Look: the Colonel’s farm. Ayrshire cows in the meadows, beautifully pied, hardly distinguishable sometimes from cloud-shadows; piebald horses; Gloster spot pigs; weird unfamiliar dappled sheep from Spain; a flutter of Plymouth Rock hens in the orchard - for everything that walked upon the Colonel’s farm, including his dogs and even the cats, had to be pied. It was one of his fads, we were told. His house, like most of our houses, was half-timbered. His farm wagons, his drays, his larger implements, were painted cream-and-black. Even the petrol-tank of his old motorcycle was striped like a zebra. Crazy, people said: crack-brained as a Brensham hare. But to us, as we looked down upon his Noah’s Ark farm, it seemed entirely reasonable that a man should indulge such a pleasant whim if he wanted to.

These easy, simplified judgements of our elders often dismayed and bewildered us. There was, for example, the matter of the Mad Lord. Round the shoulder of the hill - you could only just see it from the Folly roof - was the big, beautiful Georgian mansion where he lived. The original Orris Manor had been burned down two hundred years ago; the present one dated from 1760. It was built in the semblance of a castle but with a grace and lightness which no genuine castle possesses; and it was tumbling down. Turrets and parapets were crumbling away, a chimney leaned drunkenly and some broken panes in the top-storey windows had been repaired with brown paper so that they looked like empty eye-sockets staring blindly down towards the village. Several trees were down in the park, the arch which bridged the moat had collapsed into the water, a dam had burst and turned half the garden into a bog. Nor was this surprising for the moat had been made in the steep hillside by damming a stream and contained its muddy water in flat defiance of the laws of hydraulics.

It was incredible that a lord should inhabit such a ruin; but when we inquired the reason we were told simply: ‘You see, he has no money.’ That was another shock to us; we had always thought that lords and great wealth were inseparable. However, it was explained that he had possessed some money once, but he hadn’t known how to look after it, cheats and moneylenders had robbed him of it, rascals had ‘borrowed’ it, beggars had begged it; there was hardly any left.
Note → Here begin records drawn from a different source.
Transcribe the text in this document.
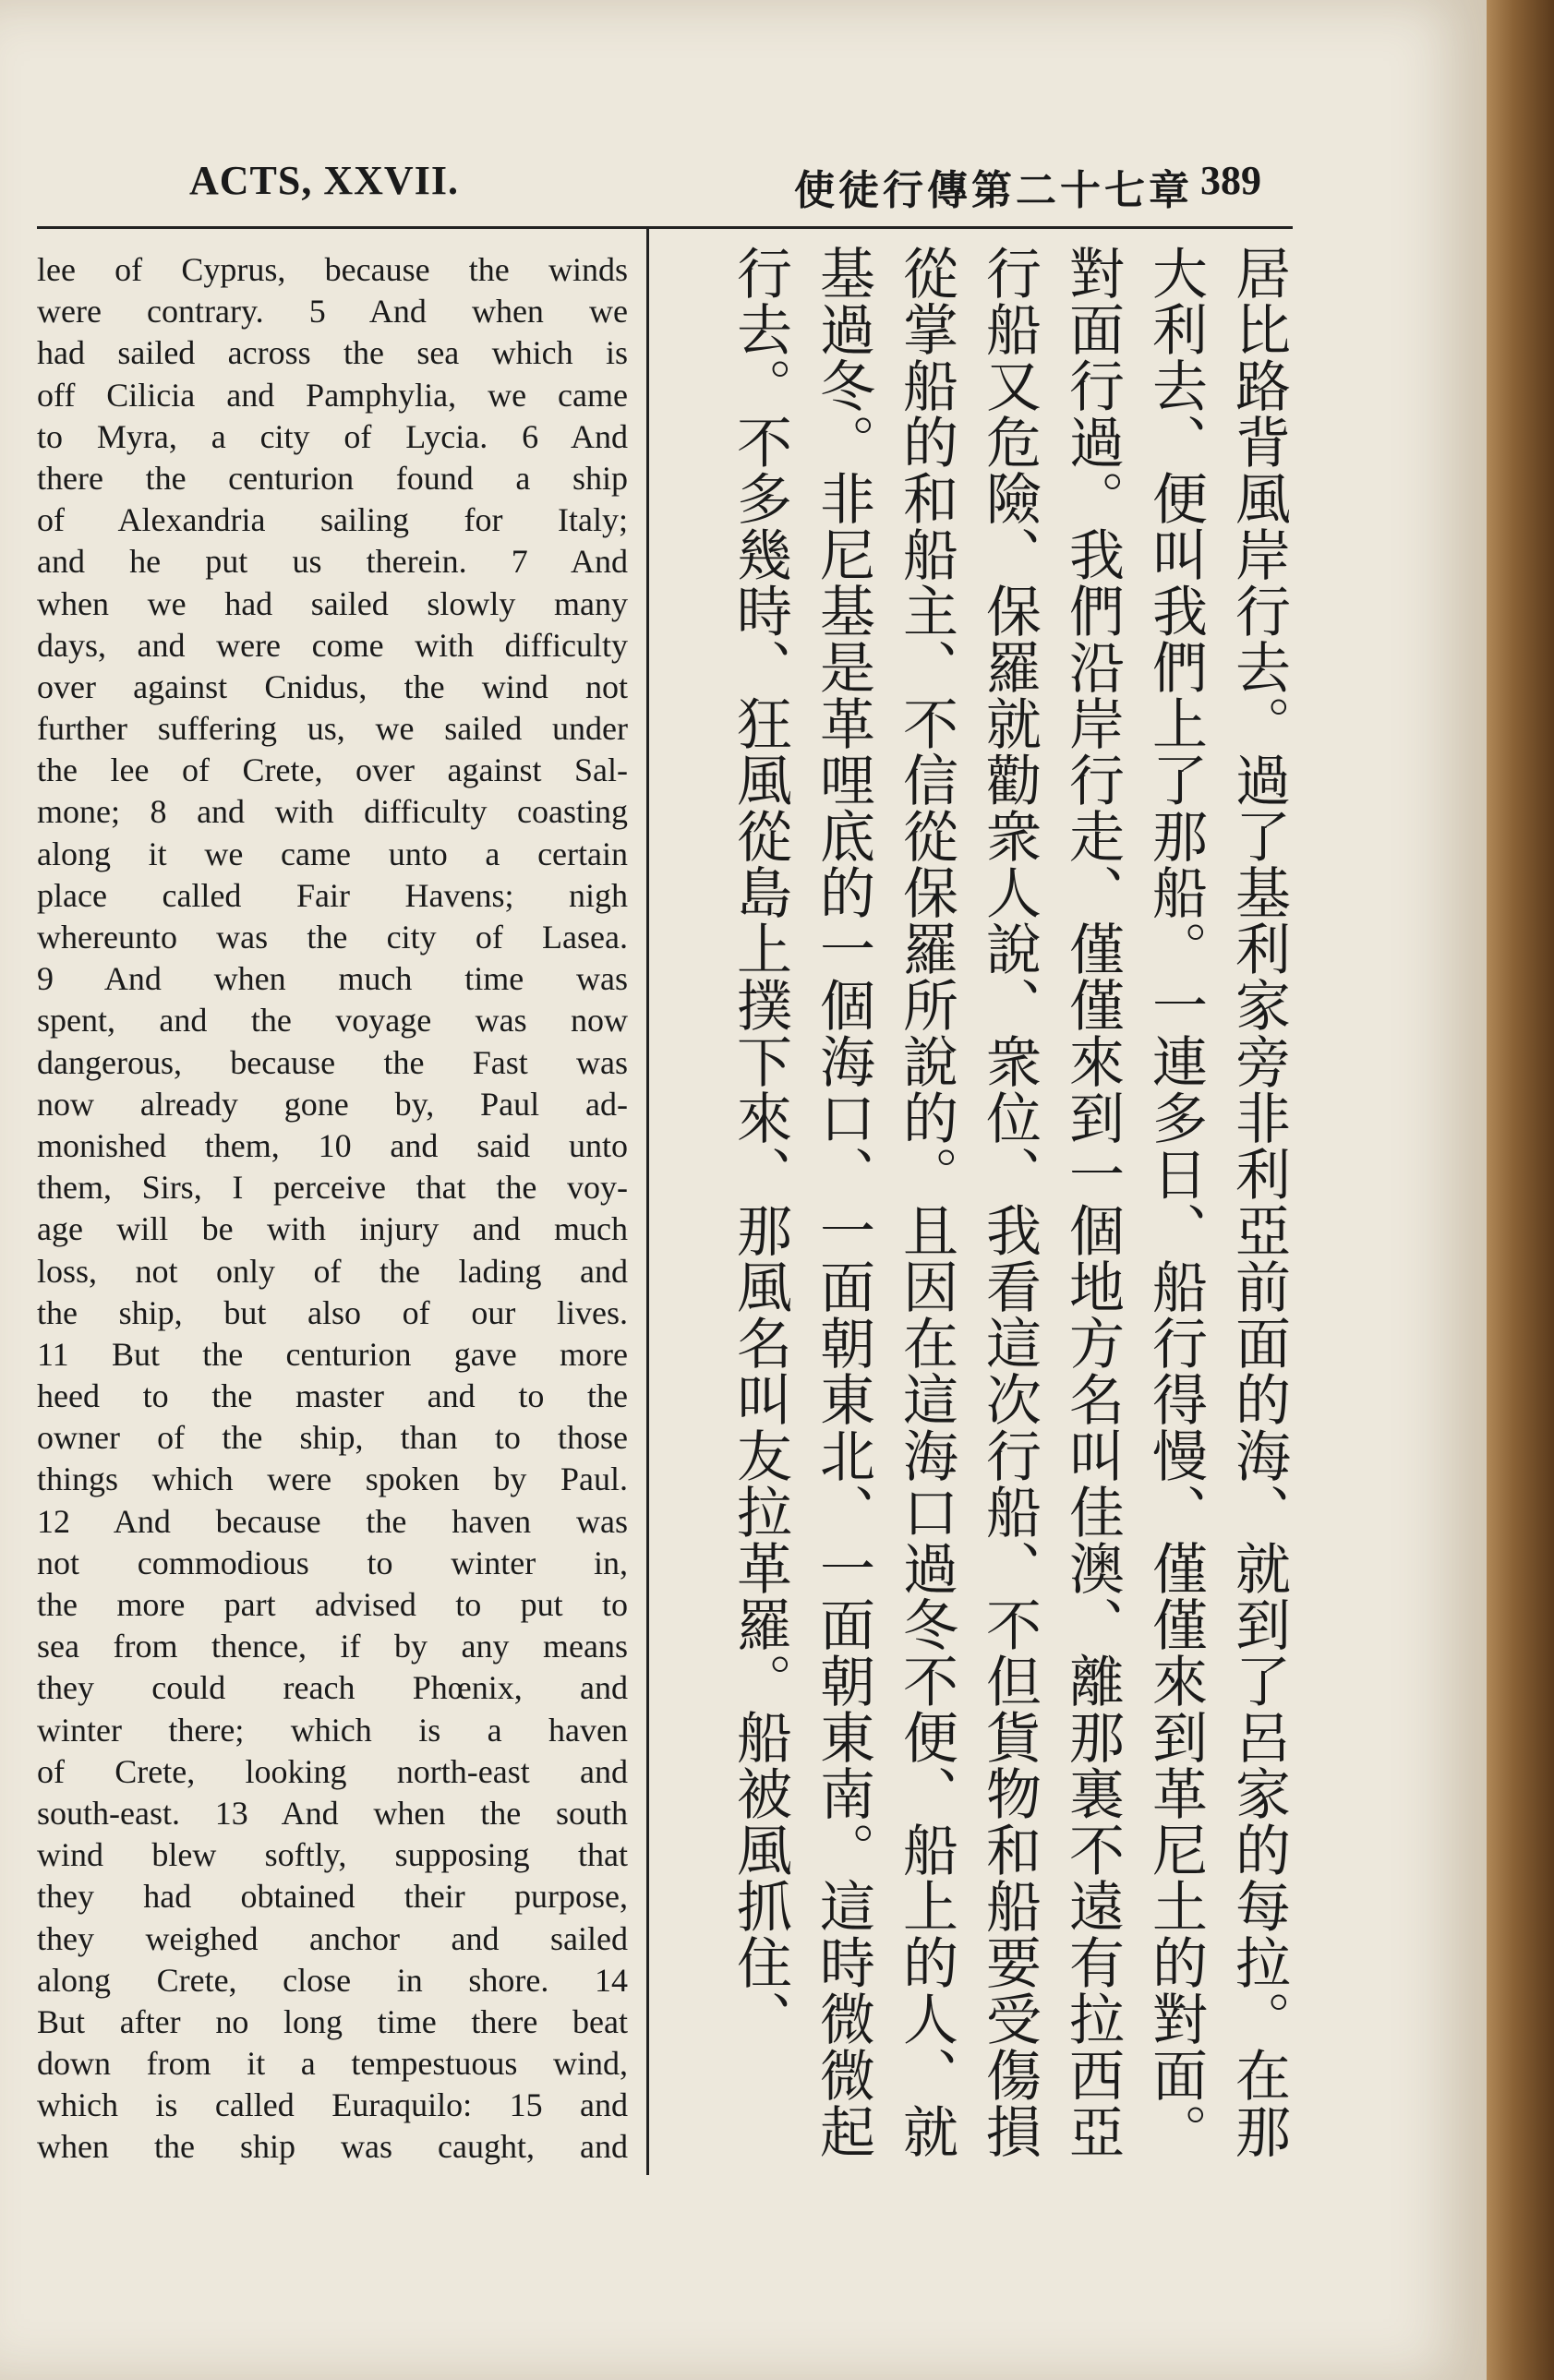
ACTS, XXVII.	使徒行傳第二十七章 389
lee of Cyprus, because the winds
were contrary. 5 And when we
had sailed across the sea which is
off Cilicia and Pamphylia, we came
to Myra, a city of Lycia. 6 And
there the centurion found a ship
of Alexandria sailing for Italy;
and he put us therein. 7 And
when we had sailed slowly many
days, and were come with difficulty
over against Cnidus, the wind not
further suffering us, we sailed under
the lee of Crete, over against Sal-
mone; 8 and with difficulty coasting
along it we came unto a certain
place called Fair Havens; nigh
whereunto was the city of Lasea.
9 And when much time was
spent, and the voyage was now
dangerous, because the Fast was
now already gone by, Paul ad-
monished them, 10 and said unto
them, Sirs, I perceive that the voy-
age will be with injury and much
loss, not only of the lading and
the ship, but also of our lives.
11 But the centurion gave more
heed to the master and to the
owner of the ship, than to those
things which were spoken by Paul.
12 And because the haven was
not commodious to winter in,
the more part advised to put to
sea from thence, if by any means
they could reach Phœnix, and
winter there; which is a haven
of Crete, looking north-east and
south-east. 13 And when the south
wind blew softly, supposing that
they had obtained their purpose,
they weighed anchor and sailed
along Crete, close in shore. 14
But after no long time there beat
down from it a tempestuous wind,
which is called Euraquilo: 15 and
when the ship was caught, and
居比路背風岸行去。過了基利家旁非利亞前面的海、就到了呂家的每拉。在那
大利去、便叫我們上了那船。一連多日、船行得慢、僅僅來到革尼土的對面。
對面行過。我們沿岸行走、僅僅來到一個地方名叫佳澳、離那裏不遠有拉西亞
行船又危險、保羅就勸衆人說、衆位、我看這次行船、不但貨物和船要受傷損
從掌船的和船主、不信從保羅所說的。且因在這海口過冬不便、船上的人、就
基過冬。非尼基是革哩底的一個海口、一面朝東北、一面朝東南。這時微微起
行去。不多幾時、狂風從島上撲下來、那風名叫友拉革羅。船被風抓住、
Poor as a church mouse and mad as a hatter was the Mad Lord Orris of Brensham. We asked wonderingly: ‘In what way is he mad?’ and got the puzzling answer: ‘You see, he doesn’t think money matters; he actually doesn’t mind being poor.’ We pondered this obiter dictum and I am glad to say that even at the age of ten we were able to see the flaw in it. Our secret friends of the Elmbury alleys, Pistol, Bardolph, Nym and their kind, hardly ever had a penny to bless themselves with nor seemed to care for money at all - whatever they got by begging and scrounging they spent in the pub within a few hours; and yet it was apparent to us that they were completely sane. Therefore, we reasoned, the Mad Lord was probably sane too; he was merely a more eminent Pistol, a refinement of Bardolph, a lordlier Nym. We remembered how he had swept off his hat to us when we opened the gate for him, how he had smiled at us as he rode away, and we decided that, mad or sane, he came into our category of Special People, which included the three musketeers, a bird-catcher who taught us how to make bird-lime and set springes, Mr Chorlton, a professional fisherman called Bassett, the Colonel, and the Hermit, who was Special because he could catch rabbits with his hands.

Below the Mad Lord’s unkempt park the land fell steeply towards the river: apple trees gave place to old and crooked willows, which grew along the banks of all the ditches and beside the river itself. Brensham’s cricket-field was here, on the very frontier between orchard and water-meadow: a light-green square with orchards on two sides of it and small sallows on the other two.